Work was underway on Thursday to repair the dam, where the water level had dropped by several meters, exposing sandy banks.

A priority was to get as much water into the reservoir as possible before the dry season when it is needed for irrigation, said Kaung Myat Thein, an irrigation official at the Ministry of Agriculture, Livestock and Irrigation.

He said a probe would seek the cause of the dam breach.

Railways are seen under water after the spillway of an irrigation dam burst at Swar creek in Swar township, Myanmar, August 30, 2018. REUTERS/Ko Lwin

Railways are seen under water after the spillway of an irrigation dam burst at Swar creek in Swar township, Myanmar, August 30, 2018. REUTERS/Ko Lwin

“The retaining wall of the spillway sank into the foundation about 4-5 feet, causing the flooding, but the main dam is intact,” said Kaung Myat Thein.

Days before the breach, authorities had given the all-clear to the dam, which can hold 216,350 acre-feet of water, despite residents’ concerns about overspill, state-run media have said.

Kaung Myat Thein said the dam was regularly inspected and a spillway collapse could not have been predicted.

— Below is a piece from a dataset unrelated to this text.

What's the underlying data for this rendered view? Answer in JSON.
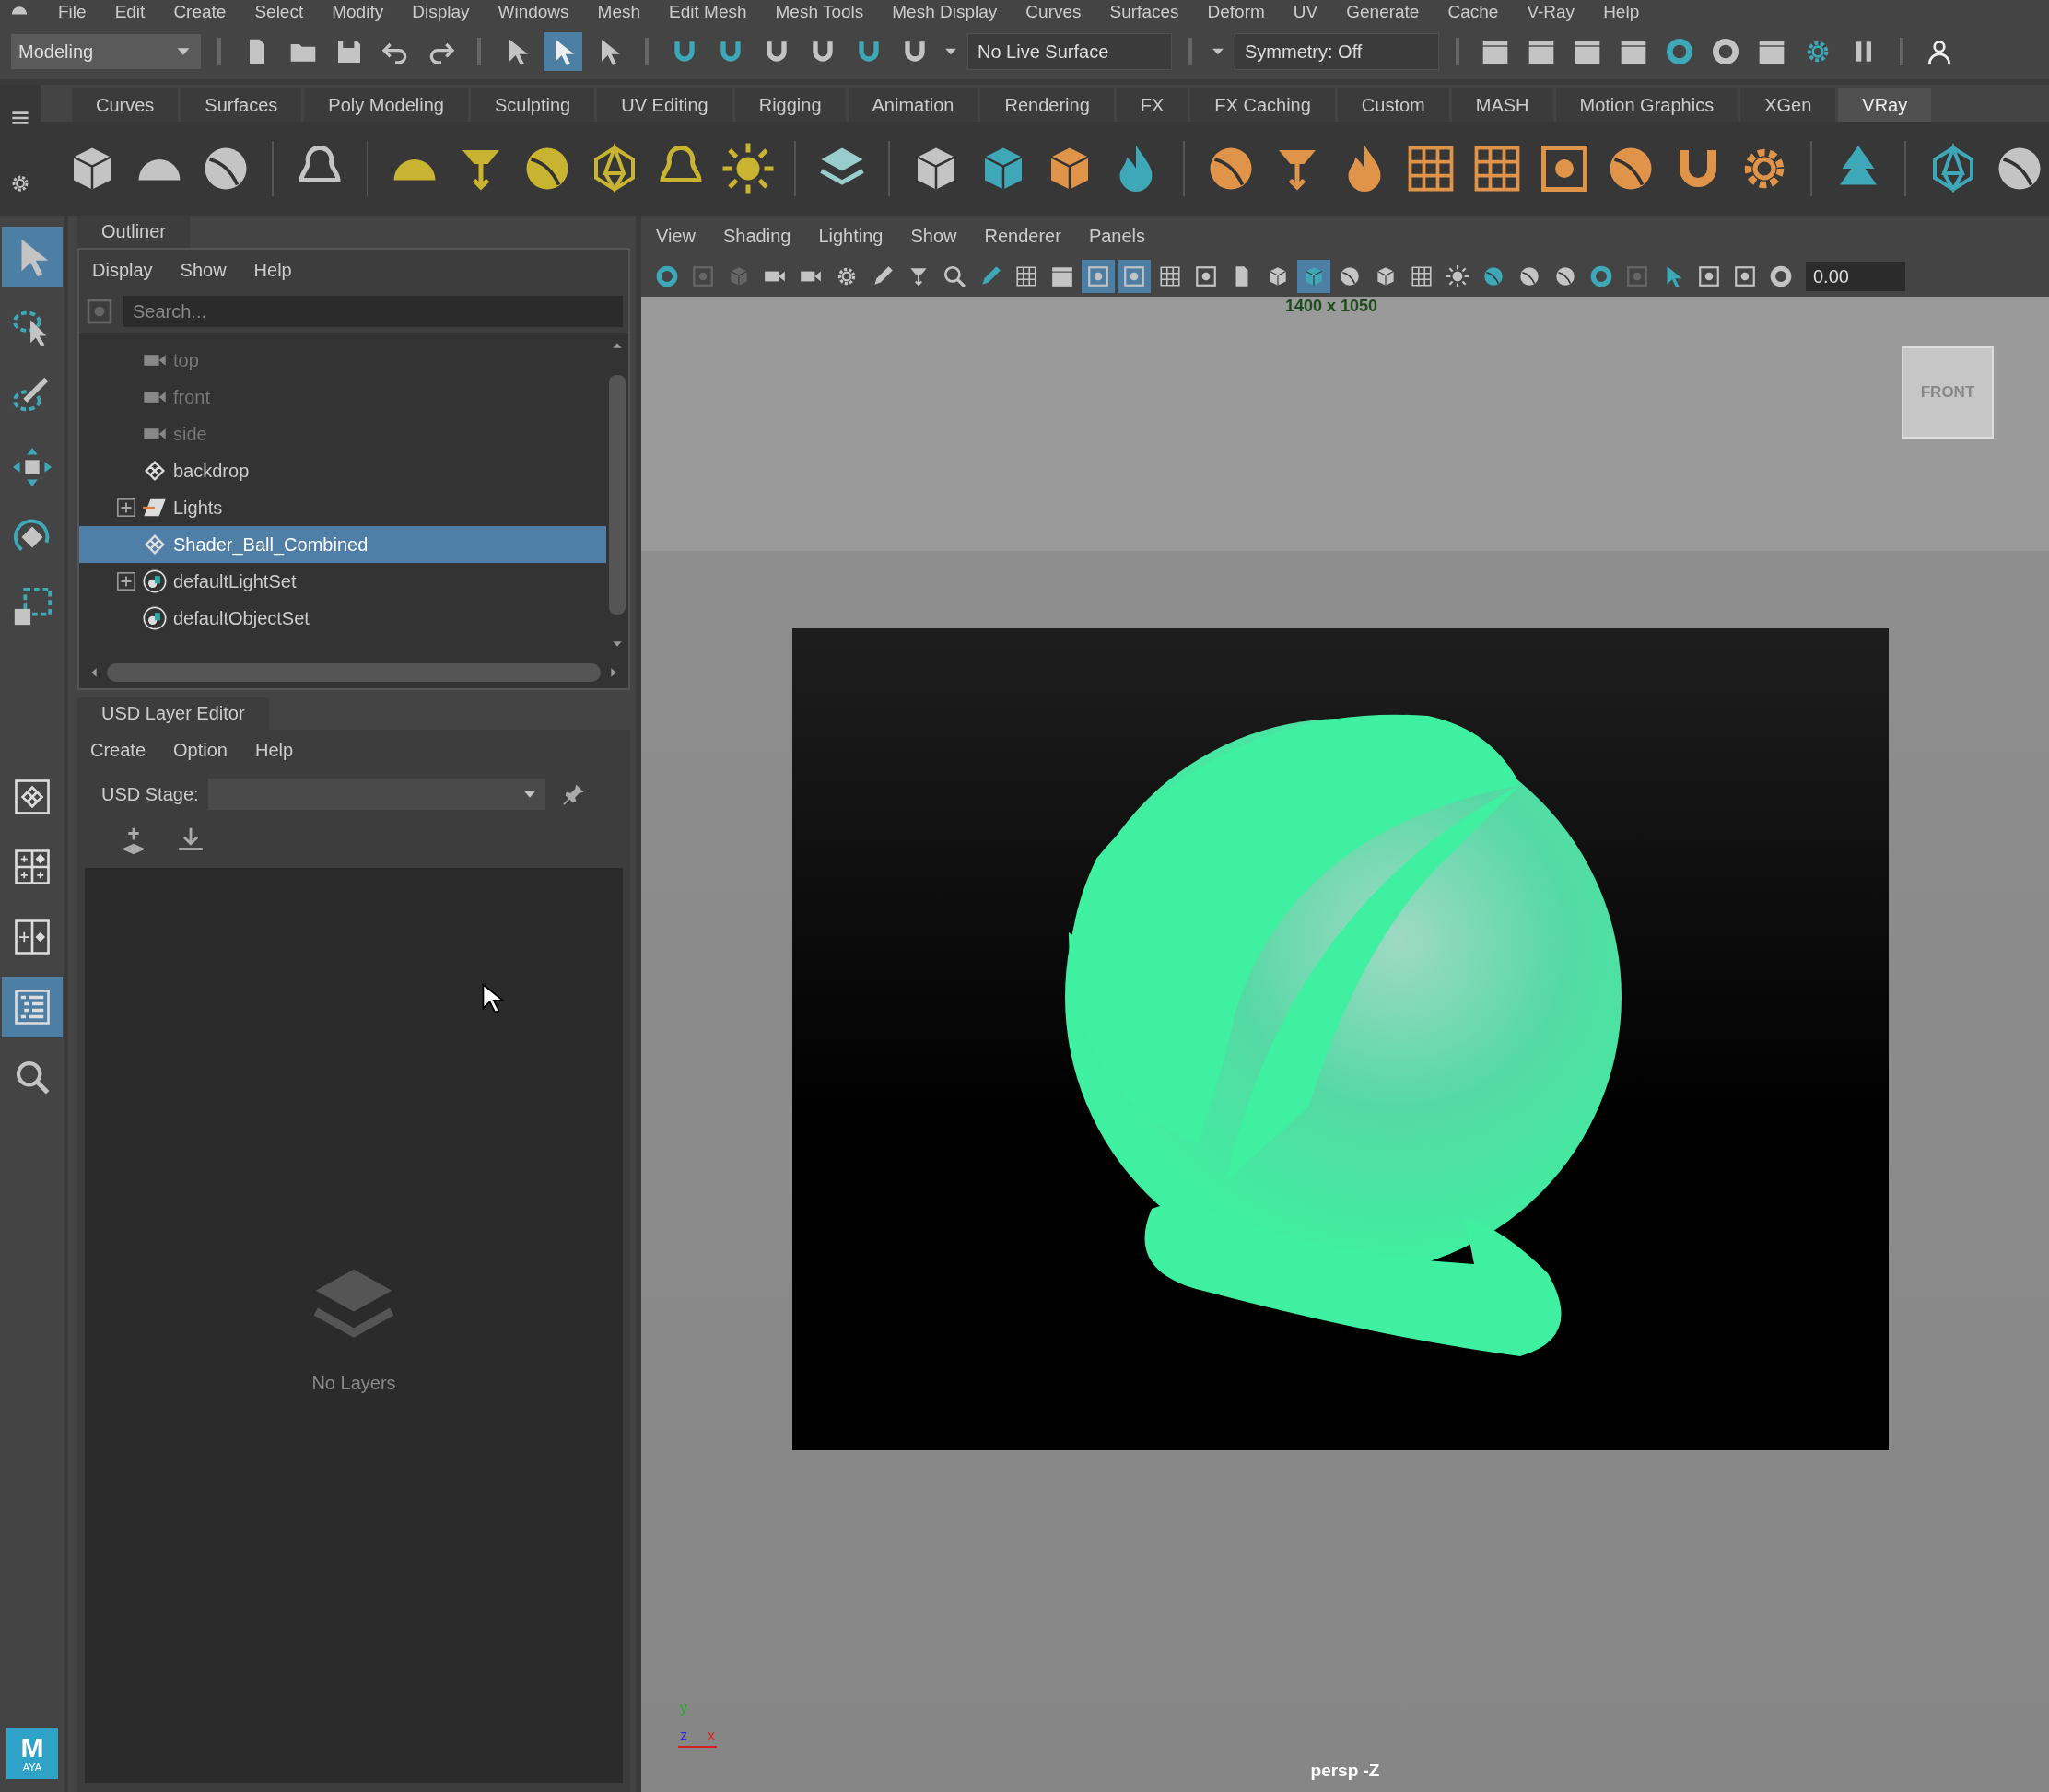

“We could not know one day before, one hour before,” he said.

FIELDS RUINED

As floodwaters receded, elders gathered at Oo Yin Hmu, a village of about 1,000 people only a few miles downstream from the dam, to review the damage.

Paddy fields stretching from the edge of the village were inundated. It would be years before they could be planted with rice again, said Zaw Zaw, a 45-year-old farmer.

Residents ran to higher ground to escape the floodwaters, he said, but many lost their homes and possessions and were expected to ask the regional government for compensation.

“My house was at the northern part of the village and all houses in the northern part didn’t survive,” said Pan Ei Phyu, 24, a villager who escaped with her family, buffalos and cows.

“All of my farmland is turned into mud now. I don’t have land or anything else anymore. I don’t know what to do.”